Binnen de politicologie is het lastiger om de filosofische, normatieve vragen overal terug te laten komen, zeker omdat in de debatten in de politicologie empirische onderbouwing noodzakelijk is. In mijn ogen moet er ruimte zijn voor tien vakken:
- Internationale politiek I instituties en staten: dit vak richt zich op de internationale politiek: het kijkt naar de relaties tussen staten, conflict en samenwerking, waar het gaat om veiligheid en handel en heeft aandacht voor internationale instellingen, in het bijzonder de Europese Unie.

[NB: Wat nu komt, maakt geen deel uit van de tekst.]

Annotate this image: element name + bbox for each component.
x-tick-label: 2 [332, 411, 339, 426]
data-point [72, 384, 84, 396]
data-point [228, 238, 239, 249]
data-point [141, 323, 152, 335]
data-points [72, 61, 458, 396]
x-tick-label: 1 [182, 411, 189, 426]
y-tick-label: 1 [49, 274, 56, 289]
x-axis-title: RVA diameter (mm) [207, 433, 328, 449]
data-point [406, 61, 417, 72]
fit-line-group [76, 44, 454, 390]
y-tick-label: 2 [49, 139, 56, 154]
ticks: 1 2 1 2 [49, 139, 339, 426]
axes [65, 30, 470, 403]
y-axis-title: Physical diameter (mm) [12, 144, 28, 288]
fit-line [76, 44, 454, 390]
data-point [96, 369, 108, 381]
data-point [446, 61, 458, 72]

- Internationale politiek II theoretische vraagstukken: dit vak richt zich op de theoretische debatten die er zijn in de internationale politiek, de controverses tussen realisten, idealisten & liberalen, constructivisten, rationalisten en marxisten. Hier liggen genoeg met name wetenschapsfilosofische vragen.
- Vergelijkende analyse van politieke stelsels I instituties en staten: dit vak kijkt naar de politieke instellingen in verschillende landen, met een bijzondere aandacht voor Nederland, maar ook de Verenigde Staten, het Verenigd Koninkrijk, Polen, Frankrijk, Duitsland, Italie, Spanje en Zweden.
- Vergelijkende analyse van politieke stelsels II Evaluatie van de democratie: dit vak kijkt naar het functioneren van de democratische stelsels en de verschillen tussen bepaalde democratische stelsels, zoals het onderscheid tussen consensus en majoritaire democratieen.
- Benaderingen in de Politicologie I Inleiding: hierin worden de drie belangrijkste empirische benaderingen van de politicologie ingeleid.
- Benaderingen in de Politicologie II Rationele Keuze Theorie:
zowel binnen de politieke filosofie als binnen de politicologie speelt
de rationele keuze theorie een belangrijke rol. Centraal hierin staat
hoe mensen zouden moeten handelen, in principe een normatieve vraag, die
ook empirische toepassingen heeft. Dat vereist dus extra verdieping van dit vak.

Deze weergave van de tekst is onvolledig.